Kehrtwende im Millionenstreit: Bank zieht Forderung an Hallervordens Theater zurück
In einem überraschenden Schritt hat die Investitionsbank Berlin (IBB) sämtliche Rückzahlungsforderungen an die Halliwood GmbH, die das Berliner Schlosspark Theater betreibt, mit sofortiger Wirkung aufgehoben. Damit endet der Millionen-Zoff um Corona-Hilfen in Höhe von mehr als 2,2 Millionen Euro, der den 90-jährigen Schauspieler Dieter Hallervorden und sein Theater in den vergangenen Tagen beschäftigt hatte.
Vorwürfe der mangelnden Mitwirkung widerlegt
Erst vor kurzem hatte die unter Staatsaufsicht der Berliner Senatsverwaltung für Wirtschaft, Energie und Betriebe stehende Bank die Rückzahlung der Corona-Hilfen gefordert.
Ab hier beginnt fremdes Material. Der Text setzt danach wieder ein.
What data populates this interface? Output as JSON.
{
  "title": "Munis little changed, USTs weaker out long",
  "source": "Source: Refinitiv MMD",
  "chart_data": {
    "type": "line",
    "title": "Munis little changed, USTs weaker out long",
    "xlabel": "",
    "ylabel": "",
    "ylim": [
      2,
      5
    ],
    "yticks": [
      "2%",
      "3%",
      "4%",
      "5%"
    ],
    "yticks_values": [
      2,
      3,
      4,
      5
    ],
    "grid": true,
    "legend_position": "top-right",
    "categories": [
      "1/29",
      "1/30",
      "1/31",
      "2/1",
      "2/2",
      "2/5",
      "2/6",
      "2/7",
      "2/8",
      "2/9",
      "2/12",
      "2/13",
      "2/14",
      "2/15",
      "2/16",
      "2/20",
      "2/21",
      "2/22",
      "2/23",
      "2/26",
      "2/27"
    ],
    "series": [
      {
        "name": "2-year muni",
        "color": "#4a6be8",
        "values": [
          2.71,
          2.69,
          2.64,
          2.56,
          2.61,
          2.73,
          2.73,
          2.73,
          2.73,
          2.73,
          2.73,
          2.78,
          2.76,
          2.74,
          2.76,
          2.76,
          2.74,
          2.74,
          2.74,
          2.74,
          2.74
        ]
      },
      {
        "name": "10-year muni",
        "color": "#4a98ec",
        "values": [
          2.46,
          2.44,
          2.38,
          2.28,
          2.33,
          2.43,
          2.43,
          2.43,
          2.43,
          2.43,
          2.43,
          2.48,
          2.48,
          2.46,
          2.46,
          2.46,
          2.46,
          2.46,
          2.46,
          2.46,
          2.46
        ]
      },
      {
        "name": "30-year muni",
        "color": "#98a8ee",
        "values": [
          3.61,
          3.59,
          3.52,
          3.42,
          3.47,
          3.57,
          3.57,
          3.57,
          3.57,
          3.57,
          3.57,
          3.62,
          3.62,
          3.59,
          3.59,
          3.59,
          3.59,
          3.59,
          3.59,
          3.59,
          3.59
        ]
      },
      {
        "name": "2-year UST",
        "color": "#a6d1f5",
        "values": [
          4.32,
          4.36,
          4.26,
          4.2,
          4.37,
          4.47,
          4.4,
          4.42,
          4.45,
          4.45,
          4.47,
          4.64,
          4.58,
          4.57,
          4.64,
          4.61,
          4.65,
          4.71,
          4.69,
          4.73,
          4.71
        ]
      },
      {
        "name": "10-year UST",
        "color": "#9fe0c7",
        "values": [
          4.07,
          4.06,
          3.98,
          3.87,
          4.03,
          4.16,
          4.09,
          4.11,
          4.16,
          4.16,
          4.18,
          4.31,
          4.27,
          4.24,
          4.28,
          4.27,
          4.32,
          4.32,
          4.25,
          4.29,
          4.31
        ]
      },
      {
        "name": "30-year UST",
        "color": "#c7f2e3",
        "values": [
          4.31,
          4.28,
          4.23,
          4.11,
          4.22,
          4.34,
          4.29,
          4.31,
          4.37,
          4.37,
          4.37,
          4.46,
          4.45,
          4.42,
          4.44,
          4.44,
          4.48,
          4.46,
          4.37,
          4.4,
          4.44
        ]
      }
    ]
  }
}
Der IBB wurden dabei mangelnde Mitwirkung bei der Schlussabrechnung vorgeworfen, wie zunächst der "Tagesspiegel" berichtete. Diese Vorwürfe wiesen sowohl Hallervordens langjährige Agentin als auch seine Tochter Nathalie Hallervorden umgehend zurück. Sie betonten, dass sich das Unternehmen in einem konstruktiven Austausch mit der Bank befinde und alle relevanten Unterlagen vorlägen.
Nun bestätigt eine Sprecherin des Schlosspark Theaters: "Sämtliche Rückzahlungsforderungen der IBB an die Halliwood GmbH sind mit sofortiger Wirkung aufgehoben, nachdem alle vorgelegten Endabrechnungen final geprüft werden konnten. Weitere Ansprüche der IBB bestehen uns gegenüber nicht." Damit gibt es für den prominenten Theaterbetreiber endgültig Entwarnung.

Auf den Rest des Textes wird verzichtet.